What you think about feeling positive and negative emotions influences in:   

• Allowing yourself to feel an emotion– If you think that you should not feel negative emotions, every time you feel negative emotion you will not allow yourself to feel it thus suppressing the emotion.  

• How long you hold onto the emotion -  If you prefer being happy as that is the emotion you think is expected off you in your environment, you’ll want to hold onto happiness.

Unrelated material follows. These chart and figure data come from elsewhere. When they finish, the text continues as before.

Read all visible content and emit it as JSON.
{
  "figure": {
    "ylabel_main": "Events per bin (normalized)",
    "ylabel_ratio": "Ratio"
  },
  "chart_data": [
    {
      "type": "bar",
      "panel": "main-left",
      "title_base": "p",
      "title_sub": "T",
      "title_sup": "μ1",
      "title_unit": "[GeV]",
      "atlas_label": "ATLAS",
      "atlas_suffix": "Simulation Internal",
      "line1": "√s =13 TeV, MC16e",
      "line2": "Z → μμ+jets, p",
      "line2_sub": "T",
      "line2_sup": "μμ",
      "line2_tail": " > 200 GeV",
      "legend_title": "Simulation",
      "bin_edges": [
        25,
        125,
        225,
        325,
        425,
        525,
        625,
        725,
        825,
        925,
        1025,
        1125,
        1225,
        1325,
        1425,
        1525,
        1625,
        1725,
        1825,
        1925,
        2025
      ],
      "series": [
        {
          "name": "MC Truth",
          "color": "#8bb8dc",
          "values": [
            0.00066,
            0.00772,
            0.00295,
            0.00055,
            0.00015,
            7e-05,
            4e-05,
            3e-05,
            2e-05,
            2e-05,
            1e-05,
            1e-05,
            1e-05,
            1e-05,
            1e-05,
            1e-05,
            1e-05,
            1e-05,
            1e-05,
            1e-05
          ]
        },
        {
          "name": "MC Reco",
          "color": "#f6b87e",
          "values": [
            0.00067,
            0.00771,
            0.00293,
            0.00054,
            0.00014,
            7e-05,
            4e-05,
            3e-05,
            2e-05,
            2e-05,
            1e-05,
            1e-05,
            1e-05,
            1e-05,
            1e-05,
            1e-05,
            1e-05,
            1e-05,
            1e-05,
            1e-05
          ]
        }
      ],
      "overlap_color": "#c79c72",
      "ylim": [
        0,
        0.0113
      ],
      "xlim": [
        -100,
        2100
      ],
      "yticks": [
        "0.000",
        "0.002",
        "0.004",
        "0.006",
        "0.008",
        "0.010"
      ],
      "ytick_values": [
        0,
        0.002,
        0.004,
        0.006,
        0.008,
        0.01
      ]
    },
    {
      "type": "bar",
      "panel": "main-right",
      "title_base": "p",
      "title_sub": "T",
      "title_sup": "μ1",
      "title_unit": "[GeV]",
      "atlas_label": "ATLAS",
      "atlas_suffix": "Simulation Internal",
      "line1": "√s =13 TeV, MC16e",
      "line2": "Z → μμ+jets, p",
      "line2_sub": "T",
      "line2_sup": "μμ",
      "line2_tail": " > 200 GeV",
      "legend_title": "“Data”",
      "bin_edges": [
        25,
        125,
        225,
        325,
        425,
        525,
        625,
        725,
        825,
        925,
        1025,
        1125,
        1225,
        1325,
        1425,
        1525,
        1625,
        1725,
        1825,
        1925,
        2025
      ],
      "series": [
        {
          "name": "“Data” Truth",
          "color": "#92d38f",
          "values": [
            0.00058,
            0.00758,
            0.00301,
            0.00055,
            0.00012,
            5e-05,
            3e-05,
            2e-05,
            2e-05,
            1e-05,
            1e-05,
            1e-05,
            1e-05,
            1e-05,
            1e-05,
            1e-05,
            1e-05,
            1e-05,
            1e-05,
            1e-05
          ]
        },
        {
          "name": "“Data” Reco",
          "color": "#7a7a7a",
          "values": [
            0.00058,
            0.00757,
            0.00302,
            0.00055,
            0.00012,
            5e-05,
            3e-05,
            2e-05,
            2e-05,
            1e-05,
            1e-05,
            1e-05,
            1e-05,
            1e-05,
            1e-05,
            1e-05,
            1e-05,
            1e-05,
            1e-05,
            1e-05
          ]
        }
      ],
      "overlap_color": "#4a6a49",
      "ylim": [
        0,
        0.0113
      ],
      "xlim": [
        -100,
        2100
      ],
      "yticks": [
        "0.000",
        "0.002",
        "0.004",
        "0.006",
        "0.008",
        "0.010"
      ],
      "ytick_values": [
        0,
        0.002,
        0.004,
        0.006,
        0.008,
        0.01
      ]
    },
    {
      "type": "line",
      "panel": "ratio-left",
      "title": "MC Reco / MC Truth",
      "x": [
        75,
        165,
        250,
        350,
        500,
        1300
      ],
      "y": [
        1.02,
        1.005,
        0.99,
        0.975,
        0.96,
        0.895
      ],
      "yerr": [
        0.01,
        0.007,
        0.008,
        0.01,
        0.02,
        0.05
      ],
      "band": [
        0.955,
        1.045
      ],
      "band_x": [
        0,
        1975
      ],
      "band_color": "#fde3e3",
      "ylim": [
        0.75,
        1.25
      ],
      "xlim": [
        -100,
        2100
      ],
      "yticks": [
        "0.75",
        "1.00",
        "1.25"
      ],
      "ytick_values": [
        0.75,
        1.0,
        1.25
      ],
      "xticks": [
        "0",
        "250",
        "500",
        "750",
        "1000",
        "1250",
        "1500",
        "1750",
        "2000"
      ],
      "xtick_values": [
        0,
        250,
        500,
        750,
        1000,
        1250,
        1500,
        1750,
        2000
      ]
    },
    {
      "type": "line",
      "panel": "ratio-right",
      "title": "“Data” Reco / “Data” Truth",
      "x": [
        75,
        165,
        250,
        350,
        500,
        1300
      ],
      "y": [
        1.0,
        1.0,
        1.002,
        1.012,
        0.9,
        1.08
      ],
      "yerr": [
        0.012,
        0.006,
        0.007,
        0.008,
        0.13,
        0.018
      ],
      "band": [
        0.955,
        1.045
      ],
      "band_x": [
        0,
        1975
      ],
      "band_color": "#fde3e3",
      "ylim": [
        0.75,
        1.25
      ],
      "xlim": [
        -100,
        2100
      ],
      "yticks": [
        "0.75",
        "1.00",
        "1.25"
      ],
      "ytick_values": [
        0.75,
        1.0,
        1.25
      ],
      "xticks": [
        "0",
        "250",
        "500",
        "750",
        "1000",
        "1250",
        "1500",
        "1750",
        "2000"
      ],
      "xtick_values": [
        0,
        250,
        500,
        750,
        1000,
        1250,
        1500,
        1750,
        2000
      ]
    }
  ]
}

But in reality, Happiness or any other emotion comes and goes. 

• How you react while experiencing the emotion - If you’ve developed a thought that you have to be confident almost always, you’ll not be able to process when you feel anxious and might get angry at yourself for feeling anxious. 

• Getting judgmental of yourself for feeling an emotion – Sometimes, you might be the only person feeling a certain emotion in a situation while others around you seem neutral. At this point, you might judge yourself as being ‘too emotional’.  Any or all these thoughts may lead one to feel moody/ anxious / experience as though their emotions stemmed out of nowhere/ and have trouble getting out of a particular mood. Most of the process of how our thoughts affect our emotions occur subconsciously.

Gentle reminder: All emotions serve a purpose. Allowing yourself to feel them without getting judgmental about yourself feeling a particular way is essential to achieve emotional well-being.